Entertainment Weekly’s Bullshit List, #75-71.
Wednesday, October 1st, 2008
75. Bruce Springsteen, Born In The U.S.A.
JB: Nobody thinks that Born In The U.S.A. is the Boss’s greatest album, except perhaps for those benighted souls who believe that sales are correlative to quality (and let’s leave them alone; surely being that ignorant is suffering enough). The problem is, I don’t think he’s had a really great record since Nebraska. (I like the Seeger Sessions a lot, and he’s continued to write great songs even at his lowest ebbs. But cohesive albums?
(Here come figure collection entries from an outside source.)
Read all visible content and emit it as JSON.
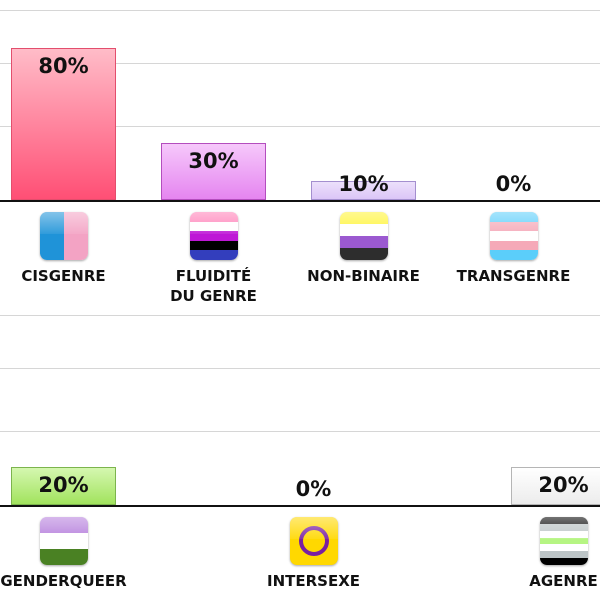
{
  "chart_data": [
    {
      "type": "bar",
      "categories": [
        "CISGENRE",
        "FLUIDITÉ\nDU GENRE",
        "NON-BINAIRE",
        "TRANSGENRE"
      ],
      "values": [
        80,
        30,
        10,
        0
      ],
      "value_labels": [
        "80%",
        "30%",
        "10%",
        "0%"
      ],
      "ylim": [
        0,
        100
      ],
      "grid": true,
      "bar_colors": [
        {
          "top": "#ffbcc8",
          "bottom": "#ff4f75",
          "border": "#e34e6d"
        },
        {
          "top": "#f6c8fb",
          "bottom": "#e585f0",
          "border": "#b44dbe"
        },
        {
          "top": "#ece0fb",
          "bottom": "#dcc6f7",
          "border": "#a48fcf"
        },
        {
          "top": "#ffffff",
          "bottom": "#ffffff",
          "border": "#cccccc"
        }
      ],
      "flags": [
        {
          "name": "cisgender-flag-icon",
          "kind": "halves",
          "colors": [
            "#1f93d8",
            "#f3a3c4"
          ]
        },
        {
          "name": "genderfluid-flag-icon",
          "kind": "stripes",
          "colors": [
            "#ff7fb7",
            "#ffffff",
            "#be18d6",
            "#000000",
            "#333ebd"
          ]
        },
        {
          "name": "nonbinary-flag-icon",
          "kind": "stripes",
          "colors": [
            "#fff433",
            "#ffffff",
            "#9b59d0",
            "#2d2d2d"
          ]
        },
        {
          "name": "transgender-flag-icon",
          "kind": "stripes",
          "colors": [
            "#5bcefa",
            "#f5a9b8",
            "#ffffff",
            "#f5a9b8",
            "#5bcefa"
          ]
        }
      ]
    },
    {
      "type": "bar",
      "categories": [
        "GENDERQUEER",
        "INTERSEXE",
        "AGENRE"
      ],
      "values": [
        20,
        0,
        20
      ],
      "value_labels": [
        "20%",
        "0%",
        "20%"
      ],
      "ylim": [
        0,
        100
      ],
      "grid": true,
      "bar_colors": [
        {
          "top": "#d5f7b0",
          "bottom": "#a2e35e",
          "border": "#7cb44d"
        },
        {
          "top": "#ffffff",
          "bottom": "#ffffff",
          "border": "#cccccc"
        },
        {
          "top": "#ffffff",
          "bottom": "#ececec",
          "border": "#b5b5b5"
        }
      ],
      "flags": [
        {
          "name": "genderqueer-flag-icon",
          "kind": "stripes",
          "colors": [
            "#b57edc",
            "#ffffff",
            "#4a8123"
          ]
        },
        {
          "name": "intersex-flag-icon",
          "kind": "ring",
          "colors": [
            "#ffd800",
            "#7a1fa2"
          ]
        },
        {
          "name": "agender-flag-icon",
          "kind": "stripes",
          "colors": [
            "#000000",
            "#bcc4c6",
            "#ffffff",
            "#b6f583",
            "#ffffff",
            "#bcc4c6",
            "#000000"
          ]
        }
      ]
    }
  ]
}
That’s just not what he does anymore.)
I know the standard narrative around this record: after the massively popular Born To Run was followed by the various crises (of confidence, of commerce, of conscience) represented by Darkness On The Edge Of Town, The River, and Nebraska, Springsteen roared back into relevance, into the charts, and into the hearts of Americans everywhere with this expansive, shiny, bombastic record about the American mood circa the end of Reagan’s first term.
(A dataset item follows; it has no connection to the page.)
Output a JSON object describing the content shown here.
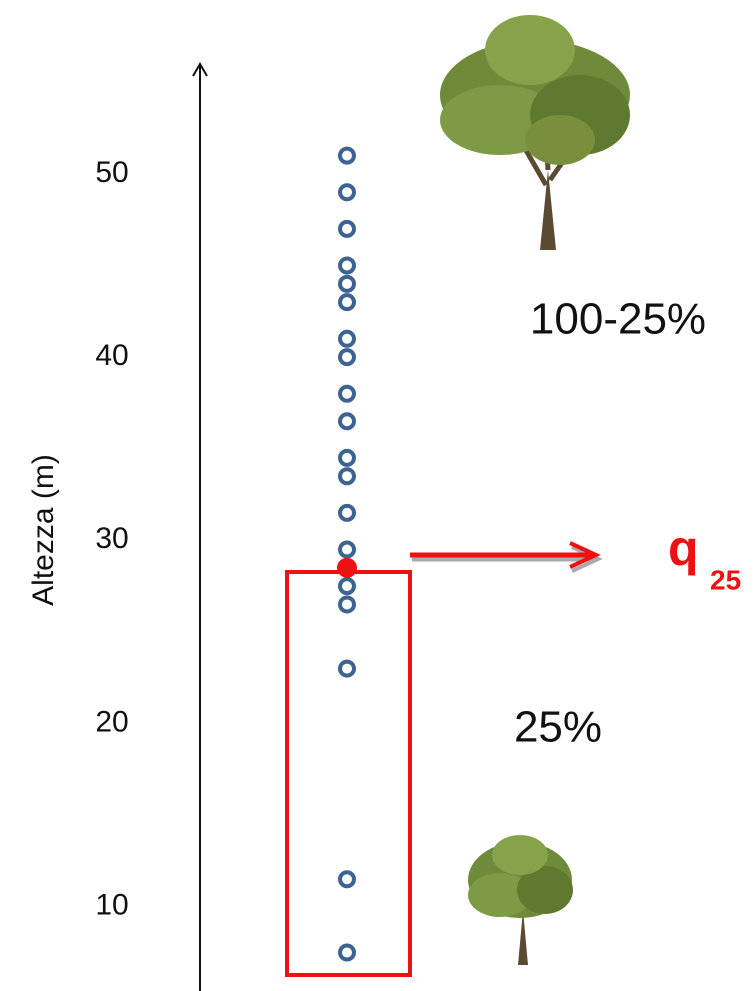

But that narrative has worn a little thin in the twenty-plus years since, and as someone who Wasn’t There™, what strikes me most immediately about the record is how small it is. Which may sound counterintuitive; surely there are few huger 80s productions than the title track, few records which have seized the (or, rather a) zeitgeist of 1984 with such all-conquering aplomb, with indeed such force that Springsteen more or less defined what commercial rootsy rock would sound like for — well, for the rest of rock’s life. From now on, no American rocker who wanted to be taken seriously by his aging audience would sound unlike Springsteen. (Of course that leaves out metal- and punk-influenced rock musics, which could fairly be said to have won if the game were anything but winning Boomer approval.)